One of My Favorite Movies...
5 March 2003 | by (Los Angeles) – See all my reviews

No, I don't think Cross Creek will ever be put up there with Kane or Casablanca, but for some reason I made a connection with this movie the first time I saw it 20 years ago, and it remains one of my favorite films even today.

Every creative person goes through the struggle to find their voice, and Cross Creek is about a city-bred writer who runs away to the country to live an ascetic life with her typewriter. She expects her isolation and alienation to "prod the muses" but instead finds these new people and this new land to draw her in until they and it become the soul of her writing.
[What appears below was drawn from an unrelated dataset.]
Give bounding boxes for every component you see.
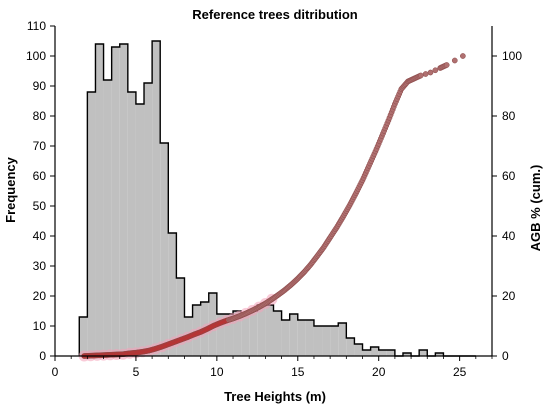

The natural, understated tone of the film allowed for a human resonance I've rarely seen in mainstream Hollywood fare. And while Mary Steenburgen and Peter Coyote are perfectly fine, Rip Torn and Alfre Woodard's performances absolutely floored me. They respectively brought Marsh Turner and Geechee to life with such abandon and clarity, it's some of the finest acting I've witnessed on film, period.

I revisit Cross Creek every few years and it always holds up stylistically (Leonard Rosenman's score is timeless). Marjorie Kinnan Rawlings symbolizes America itself, in my opinion, so concerned with pleasing its own, yet progressively exposed to a foreign world that ultimately will shape its real identity.

It's a universally human story and, like I said before, I really connect with this little film, and appreciate Director Martin Ritt's courage in making it the way he did. I can't guarantee that others will necessarily feel the same way, but I always recommend Cross Creek to friends, be they creatives or not.